Starting at the Willis Gulch TH (9,280-ft), cross the Lake Fork River on a very nice bridge and continue on past some beaver ponds on your left. Follow the easy trail as it gradually ascends east up through some beautiful strands of aspens. At this point you are at the base of the Northeast ridge Route of Rinker Peak.
Here comes the tricky part, locating the correct spot to leave the trail to start your steep ascent up the northeast ridge. When looking at the topo map in Roach’s thirteener book on page 120, about a half mile from the TH, locate a small stream that descends from a tiny flat spot (meadow). The words “Lake Chaffe” appear below this meadow. That meadow is the objective and if you hike up this small drainage you won’t have any issues locating the meadow at 10,400-ft. When you leave the Willis Gulch Trail, you can expect a semi steep easy bushwhack. The trees are far enough apart which makes for easy going. I also found numerous game trails that aided my progress.
At 10,400-ft you will get to this meadow, which in my opinion is one of the most intimate places I have ever been, I bet nobody comes up here which might make for a nice place to take my wife one of these days! Once at the meadow, turn right and start your ascent of the northeast ridge. This section of the hike is really nice, again, off-trail hiking through well spaced aspen trees with the aid of game trails, very steep but not too difficult at all. The lower ramparts of the northeast ridge is free of trees and consists of large talus, so I decided to keep on traversing up through the trees on nice footing until I absolutely had to attain the ridge crest and start hiking on talus.
Once on the ridge crest you get this view of the Lake fork River and hwy 82. The rest of the route is obvious from here. Just follow this long narrowing ridge to the top of your first false summit.
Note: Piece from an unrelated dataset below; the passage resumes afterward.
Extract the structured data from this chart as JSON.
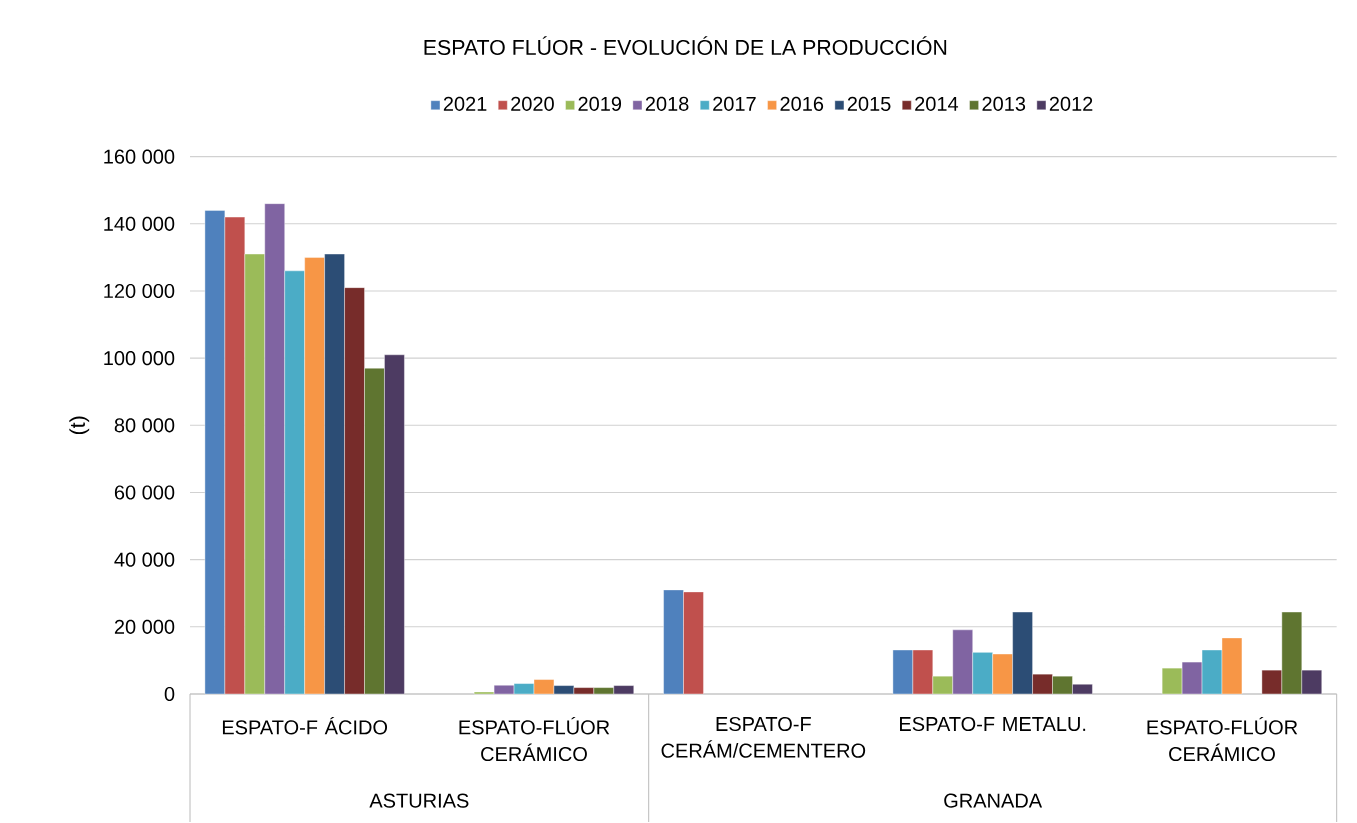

From here, drop about 150-ft and continue another quarter mile up to the lower of two highpoints of Twin Peaks at 13,270, the hiking here is tough class 2. From this summit drop close to 200-ft and start back up the steep ridge to the summit of the higher of the Twin Peaks at 13,370-ft. Trying to bypass these summits is possible but by only 20 or 30-ft for the slope is too loose and steep here. There are a few escape routes down to the Willis Gulch area if a storm is brewing, I know because I used one of them. The only problem is that it is a 2000-ft drop. Yikes, watch your knees. From the top of the second Twin Peak drop another 150-ft and start your final ascent up to Rinker’s summit, class 2.